Water plays a role and everyone’s life. Ditch, stream, lake, river aqueduct, marsh, swamp, puddle; I am certain every person has a special water place in their memory. There are many to choose from when you grow-up in Michigan surrounded by the Great Lakes. I chose this spot along the Detroit River because it was a constant in my life.
Write an incident that occurs around water. Use a memory as a base, but write it in present tense.
The assignment today for Photography 101 was to photograph water and to experiment with horizontal and vertical images. I had a lot of choices for this one, and chose to go to Bishop Park along the Detroit River in Wyandotte, Michigan.

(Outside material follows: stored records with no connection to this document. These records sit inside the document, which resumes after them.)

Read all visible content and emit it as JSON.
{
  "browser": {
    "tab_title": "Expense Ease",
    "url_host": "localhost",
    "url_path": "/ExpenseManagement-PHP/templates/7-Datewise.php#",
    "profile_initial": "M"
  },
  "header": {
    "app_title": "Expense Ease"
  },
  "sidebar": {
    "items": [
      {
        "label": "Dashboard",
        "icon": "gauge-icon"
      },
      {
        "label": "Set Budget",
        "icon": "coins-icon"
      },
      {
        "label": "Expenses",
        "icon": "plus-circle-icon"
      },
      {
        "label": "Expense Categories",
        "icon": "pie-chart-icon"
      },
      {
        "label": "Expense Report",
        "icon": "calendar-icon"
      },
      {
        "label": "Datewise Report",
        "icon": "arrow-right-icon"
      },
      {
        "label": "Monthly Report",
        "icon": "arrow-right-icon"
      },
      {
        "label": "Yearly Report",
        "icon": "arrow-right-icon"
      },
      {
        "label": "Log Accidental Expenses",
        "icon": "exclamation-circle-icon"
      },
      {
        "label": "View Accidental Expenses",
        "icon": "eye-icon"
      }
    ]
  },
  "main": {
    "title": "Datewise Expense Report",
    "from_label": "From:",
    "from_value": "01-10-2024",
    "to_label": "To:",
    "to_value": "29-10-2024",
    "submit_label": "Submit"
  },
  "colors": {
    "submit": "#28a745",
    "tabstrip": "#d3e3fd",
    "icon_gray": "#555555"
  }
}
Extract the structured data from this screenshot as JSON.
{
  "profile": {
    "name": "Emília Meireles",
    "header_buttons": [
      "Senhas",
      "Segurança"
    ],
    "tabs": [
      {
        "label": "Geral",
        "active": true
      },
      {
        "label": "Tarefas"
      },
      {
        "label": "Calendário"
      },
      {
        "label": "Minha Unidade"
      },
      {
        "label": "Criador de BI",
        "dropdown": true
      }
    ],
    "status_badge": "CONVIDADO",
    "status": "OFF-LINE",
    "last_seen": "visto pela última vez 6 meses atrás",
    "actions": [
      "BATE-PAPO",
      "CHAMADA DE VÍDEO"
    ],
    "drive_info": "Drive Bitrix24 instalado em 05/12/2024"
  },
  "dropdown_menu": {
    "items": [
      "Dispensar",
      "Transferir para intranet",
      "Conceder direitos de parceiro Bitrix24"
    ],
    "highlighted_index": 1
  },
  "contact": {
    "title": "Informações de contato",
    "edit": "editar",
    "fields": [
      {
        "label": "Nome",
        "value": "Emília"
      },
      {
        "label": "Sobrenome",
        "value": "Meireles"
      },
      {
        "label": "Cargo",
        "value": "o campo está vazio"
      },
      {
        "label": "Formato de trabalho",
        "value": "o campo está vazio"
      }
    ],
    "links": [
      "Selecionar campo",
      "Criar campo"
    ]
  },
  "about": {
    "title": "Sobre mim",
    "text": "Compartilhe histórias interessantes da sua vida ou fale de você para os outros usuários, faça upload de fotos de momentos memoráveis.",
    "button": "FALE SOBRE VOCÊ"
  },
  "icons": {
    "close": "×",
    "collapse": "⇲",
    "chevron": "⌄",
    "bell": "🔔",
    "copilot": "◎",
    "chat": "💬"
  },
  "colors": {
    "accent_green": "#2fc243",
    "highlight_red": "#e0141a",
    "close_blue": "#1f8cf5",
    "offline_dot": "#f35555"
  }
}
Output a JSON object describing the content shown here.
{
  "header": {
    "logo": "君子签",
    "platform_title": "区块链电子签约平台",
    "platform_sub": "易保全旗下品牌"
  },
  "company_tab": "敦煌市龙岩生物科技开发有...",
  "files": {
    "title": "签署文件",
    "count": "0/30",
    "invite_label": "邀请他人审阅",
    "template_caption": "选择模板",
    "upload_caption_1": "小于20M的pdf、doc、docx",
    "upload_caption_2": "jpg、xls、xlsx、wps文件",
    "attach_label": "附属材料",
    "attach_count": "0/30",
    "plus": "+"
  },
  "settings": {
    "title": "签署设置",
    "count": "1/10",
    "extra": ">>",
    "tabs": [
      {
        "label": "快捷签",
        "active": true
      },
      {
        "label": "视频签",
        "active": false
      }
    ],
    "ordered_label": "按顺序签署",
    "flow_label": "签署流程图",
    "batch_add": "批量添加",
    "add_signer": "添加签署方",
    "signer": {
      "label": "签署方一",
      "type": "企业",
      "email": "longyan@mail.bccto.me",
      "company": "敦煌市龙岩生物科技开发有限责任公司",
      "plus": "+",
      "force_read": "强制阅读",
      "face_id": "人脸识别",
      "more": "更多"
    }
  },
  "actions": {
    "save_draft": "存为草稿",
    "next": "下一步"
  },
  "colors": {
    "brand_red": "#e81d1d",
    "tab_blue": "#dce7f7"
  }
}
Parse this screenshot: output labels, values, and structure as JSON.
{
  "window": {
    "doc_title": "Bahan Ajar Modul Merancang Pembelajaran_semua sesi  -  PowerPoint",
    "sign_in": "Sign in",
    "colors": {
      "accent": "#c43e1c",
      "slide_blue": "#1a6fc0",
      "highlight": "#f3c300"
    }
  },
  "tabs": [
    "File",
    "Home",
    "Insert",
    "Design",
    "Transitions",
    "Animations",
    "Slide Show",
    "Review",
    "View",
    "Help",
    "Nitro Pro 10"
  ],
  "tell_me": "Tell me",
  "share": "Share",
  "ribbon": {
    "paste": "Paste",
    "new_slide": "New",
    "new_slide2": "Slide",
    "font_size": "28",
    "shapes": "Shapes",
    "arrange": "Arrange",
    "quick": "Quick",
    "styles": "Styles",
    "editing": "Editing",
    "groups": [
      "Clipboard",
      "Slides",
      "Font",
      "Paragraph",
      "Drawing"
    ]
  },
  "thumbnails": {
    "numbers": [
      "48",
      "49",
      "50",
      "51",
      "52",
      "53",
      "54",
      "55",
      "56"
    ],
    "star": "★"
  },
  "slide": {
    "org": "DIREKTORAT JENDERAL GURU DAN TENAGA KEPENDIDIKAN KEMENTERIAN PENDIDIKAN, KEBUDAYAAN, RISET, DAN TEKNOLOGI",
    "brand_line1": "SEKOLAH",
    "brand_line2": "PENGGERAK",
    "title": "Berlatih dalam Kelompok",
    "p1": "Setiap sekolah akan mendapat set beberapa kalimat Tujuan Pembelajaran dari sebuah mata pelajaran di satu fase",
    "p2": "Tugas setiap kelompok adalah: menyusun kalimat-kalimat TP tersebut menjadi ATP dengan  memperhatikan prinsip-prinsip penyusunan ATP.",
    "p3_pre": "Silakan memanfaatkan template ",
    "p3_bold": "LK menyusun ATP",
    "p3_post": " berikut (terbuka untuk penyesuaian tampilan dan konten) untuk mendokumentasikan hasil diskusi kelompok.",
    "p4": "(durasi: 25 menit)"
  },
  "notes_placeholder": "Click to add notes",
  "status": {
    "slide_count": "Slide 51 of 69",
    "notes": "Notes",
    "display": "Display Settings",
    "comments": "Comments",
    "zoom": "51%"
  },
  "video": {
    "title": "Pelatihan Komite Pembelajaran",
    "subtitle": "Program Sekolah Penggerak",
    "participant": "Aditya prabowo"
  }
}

Bishop Park was the first place I played with kids not related to me. They had the good swings, too, wide wood seat coated in rubber suspended on long heavy chains; you could get some height on those suckers. I saw my first fireworks display there. The three-decked Bob-lo Boat complete with disco dance floor and killer sound system, docked in Bishop Park to take me to Bob-Lo Island; my first amusement park and first roller coaster ride. You can see Canada from Bishop Park. As a kid, I thought it was amazing to look across the river at another country. The bar near the park has a parking lot along the river and was the first place I held the hair of a puking friend who drank to much on a balmy evening in June; I was 18 and 6 months.
The spot I went to take my photos was the same spot, my Mom told me, where my Grandfather road his bike across the frozen river to Canada. There is a picture of him performing this feat. My mother told me this story as she gazed out on the unfrozen river one winter,
“It doesn’t freeze anymore,” she said.
“Why?” asked my 7-year-old self.
“To polluted.” she said.
But she was wrong. I have seen the Detroit River and Lake Erie freeze-over more times than I can count on my fingers.
There was never a rail along the river when I was a kid, just a rocky shoreline and a few No Swimming signs. Today there is a rail and benches. I have not gone to Bishop Park in a number of years because they have so many rules now it has taken all the fun out of it. The biggest deterrents for me are NO DOGS and ADULTS ARE NOT ALLOWED ON SWINGS.
I went there today and as peered over the rail I was stunned. I saw the bottom. The water was so clear junk could be identified. It was the first time I saw the bottom of the Detroit River. It used to be a greenish brown murk. Always.
I abandoned my idea of taking photos of the frozen river in the spot where Grandpa Pisarwski road his bike across to buy booze in Canada and focused on this new discovery. I took several photos, but decided on these two.
I played with tapping on the iPhone to focus where I wanted and in the horizontal photo I focused on the clear bottom. I didn’t realize it, but I must have moved when I turned to take the vertical shot. I like the texture of the melting ice, failing concrete, rusting iron, and new wood juxtaposed with the softer textures of the river bottom. I hear the river saying to these materials, “You will be mine one day soon.”
The river is frozen only there are shipping channels along the Canadian and American shores that are broken with ice cutters; that is something to see.
Here is the vertical shot.
This is what I saw when I peered over the railing for the first time in years. I was shocked.
And now I know why there were no swimming signs posted, it may not look it but the bottom is a good 20 feet down.